Charlie and Kate started this project with one home split across two sites – and when it ends, that will still be the case. That they are not adding a new separate dwelling was a key factor in helping them gain planning approval – new homes in the open countryside being against the local planning policy – and it is also a positive in that it somewhat takes the pressure off in terms of the amount of space the new home needs to deliver.
The plan is to use the new build as the family home, complete with the bedrooms and living areas and kitchen and so on — while the cottage, their existing home, becomes the ancillary unit, home to the guest accommodation and office space that Charlie so badly needs. It’s one home split over two, but of course the split is far from even, with the new build being to all intents and purposes the new family home.
The New Home That’s Not New
In most cases, someone looking to build an extension (unlinked as it may be, in this case) would have to convince the planners that they were in no shape or form looking to create something that could in the future live and breathe its own identity. Its very functionality would have to be ancillary to the primary unit – in this case, the cottage. Yet Charlie and Kate have somehow managed to convince the planners to let them create an extension that to a large degree makes the new unit the primary element of the ‘home’.
In the planning statement accompanying the application, Charlie’s planning consultants Hunter Page referenced the original pre-application response to an initial (similar) scheme, which was broadly negative.
“It should be noted that the Pre-application response assessed the emerging proposal on the premise that it intended the formation of a ‘new residential dwelling’”.

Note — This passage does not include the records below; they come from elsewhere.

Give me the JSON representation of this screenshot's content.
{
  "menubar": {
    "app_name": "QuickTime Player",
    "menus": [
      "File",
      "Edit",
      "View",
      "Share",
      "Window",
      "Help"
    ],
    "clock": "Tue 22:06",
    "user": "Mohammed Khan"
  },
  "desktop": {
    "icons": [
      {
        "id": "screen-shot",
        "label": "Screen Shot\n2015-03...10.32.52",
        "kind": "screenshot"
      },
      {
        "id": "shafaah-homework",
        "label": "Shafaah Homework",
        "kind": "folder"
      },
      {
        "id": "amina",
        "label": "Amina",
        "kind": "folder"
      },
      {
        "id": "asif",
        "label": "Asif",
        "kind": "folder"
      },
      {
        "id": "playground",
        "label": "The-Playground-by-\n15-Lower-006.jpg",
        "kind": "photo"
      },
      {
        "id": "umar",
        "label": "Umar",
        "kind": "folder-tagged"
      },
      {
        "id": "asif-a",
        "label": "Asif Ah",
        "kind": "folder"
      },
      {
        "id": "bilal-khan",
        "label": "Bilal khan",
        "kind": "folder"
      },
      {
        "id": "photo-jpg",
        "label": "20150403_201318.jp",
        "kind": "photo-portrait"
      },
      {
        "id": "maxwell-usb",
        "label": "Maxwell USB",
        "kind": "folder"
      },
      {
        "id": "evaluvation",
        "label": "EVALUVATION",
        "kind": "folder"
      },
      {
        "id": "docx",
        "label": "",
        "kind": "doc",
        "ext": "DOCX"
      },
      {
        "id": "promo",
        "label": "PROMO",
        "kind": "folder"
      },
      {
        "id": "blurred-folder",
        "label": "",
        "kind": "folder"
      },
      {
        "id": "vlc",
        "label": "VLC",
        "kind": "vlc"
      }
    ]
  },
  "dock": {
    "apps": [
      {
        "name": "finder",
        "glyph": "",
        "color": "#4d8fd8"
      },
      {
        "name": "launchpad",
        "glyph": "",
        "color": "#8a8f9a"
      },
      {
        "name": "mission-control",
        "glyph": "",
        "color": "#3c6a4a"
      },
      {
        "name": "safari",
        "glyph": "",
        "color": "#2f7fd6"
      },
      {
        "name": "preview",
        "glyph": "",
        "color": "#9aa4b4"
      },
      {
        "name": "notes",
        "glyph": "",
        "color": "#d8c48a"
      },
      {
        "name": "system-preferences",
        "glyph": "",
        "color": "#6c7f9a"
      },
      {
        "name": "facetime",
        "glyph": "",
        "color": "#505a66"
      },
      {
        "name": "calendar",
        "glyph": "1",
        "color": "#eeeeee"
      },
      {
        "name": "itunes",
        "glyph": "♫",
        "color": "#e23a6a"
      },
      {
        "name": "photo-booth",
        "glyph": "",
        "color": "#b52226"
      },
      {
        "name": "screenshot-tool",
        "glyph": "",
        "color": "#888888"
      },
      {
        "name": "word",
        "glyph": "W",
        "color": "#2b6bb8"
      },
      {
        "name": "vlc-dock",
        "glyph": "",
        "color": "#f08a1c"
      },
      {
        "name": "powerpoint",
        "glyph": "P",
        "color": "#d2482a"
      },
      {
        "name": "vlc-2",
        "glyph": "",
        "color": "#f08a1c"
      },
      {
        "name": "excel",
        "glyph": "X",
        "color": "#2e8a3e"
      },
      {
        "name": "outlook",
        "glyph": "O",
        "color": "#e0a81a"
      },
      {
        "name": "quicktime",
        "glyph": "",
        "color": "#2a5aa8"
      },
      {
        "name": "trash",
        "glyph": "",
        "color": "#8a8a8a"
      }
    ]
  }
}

Assessing the proposals on the premise of it resulting in a new dwelling, the written response contends the proposal “clearly conflicts” with saved policy H13 and that “the site is beyond the built up limits of Hook Norton and… is not in the village”.

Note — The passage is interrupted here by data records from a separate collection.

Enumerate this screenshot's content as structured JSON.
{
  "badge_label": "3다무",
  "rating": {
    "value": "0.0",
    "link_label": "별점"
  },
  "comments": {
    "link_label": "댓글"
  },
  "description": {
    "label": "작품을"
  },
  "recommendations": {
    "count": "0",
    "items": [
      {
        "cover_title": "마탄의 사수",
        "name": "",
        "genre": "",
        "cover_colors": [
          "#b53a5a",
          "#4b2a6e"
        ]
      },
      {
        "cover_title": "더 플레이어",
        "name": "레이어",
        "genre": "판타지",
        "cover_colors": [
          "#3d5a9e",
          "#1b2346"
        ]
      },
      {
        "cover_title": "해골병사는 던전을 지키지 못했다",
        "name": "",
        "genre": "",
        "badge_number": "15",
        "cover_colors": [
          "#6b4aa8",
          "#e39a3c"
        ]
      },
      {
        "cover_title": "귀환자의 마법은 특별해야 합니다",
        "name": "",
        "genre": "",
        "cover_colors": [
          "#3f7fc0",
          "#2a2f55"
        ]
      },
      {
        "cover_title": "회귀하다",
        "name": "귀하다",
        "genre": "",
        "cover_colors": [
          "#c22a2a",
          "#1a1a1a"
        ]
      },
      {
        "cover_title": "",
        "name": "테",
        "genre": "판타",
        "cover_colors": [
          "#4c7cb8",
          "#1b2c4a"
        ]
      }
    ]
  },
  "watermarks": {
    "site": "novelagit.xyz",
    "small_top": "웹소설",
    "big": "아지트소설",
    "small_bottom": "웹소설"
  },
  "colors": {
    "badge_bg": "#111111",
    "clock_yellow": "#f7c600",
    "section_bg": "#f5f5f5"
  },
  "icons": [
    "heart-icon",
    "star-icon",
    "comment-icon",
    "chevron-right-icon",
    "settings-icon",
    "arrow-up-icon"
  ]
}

It sets out that the proposal constitutes a new dwelling in the countryside. As such the response notes the proposal cannot constitute sustainable development and the presumption in favour of sustainable development would not apply. In response to the above, and for the avoidance of doubt, it should be noted that the application to which this statement accompanies does not seek to create a ‘new residential dwelling’.
How did the Project Gain Planning Approval?

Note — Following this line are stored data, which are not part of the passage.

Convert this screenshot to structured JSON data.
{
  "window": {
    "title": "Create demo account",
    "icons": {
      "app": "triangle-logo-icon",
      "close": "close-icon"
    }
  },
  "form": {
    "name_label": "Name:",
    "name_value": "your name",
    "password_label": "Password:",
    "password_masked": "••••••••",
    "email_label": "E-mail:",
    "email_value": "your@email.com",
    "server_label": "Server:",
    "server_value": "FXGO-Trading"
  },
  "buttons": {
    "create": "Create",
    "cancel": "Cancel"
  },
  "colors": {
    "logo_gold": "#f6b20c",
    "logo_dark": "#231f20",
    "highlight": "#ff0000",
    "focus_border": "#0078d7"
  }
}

So how did they convince the planners? Well, the planning consultants outline that the existing cottage is tiny, and due to its site constraints cannot be extended. Their planning submission even hints that without such a proposal the family might have to leave the village in spite of their long-held family ties. It claims that the reduction of the cottage to a secondary unit “secures the optimum viable use of Beanacre Cottage which is commensurate with modern living.”
The planning consultants then reference the Unilateral Planning Obligation that ensures the unit is maintained as a single entity — i.e. it can’t ever be split into two separate dwellings.
To be very clear, Charlie’s project doesn’t result in a new dwelling – just a better one. And clarity is provided in the planning statement that went with Charlie’s application — we lost count of the number of times that it was made clear that this is not a new separate dwelling. A rather telling typical line is: “it should be stressed that this proposal does not seek the erection or formation of a new dwelling.”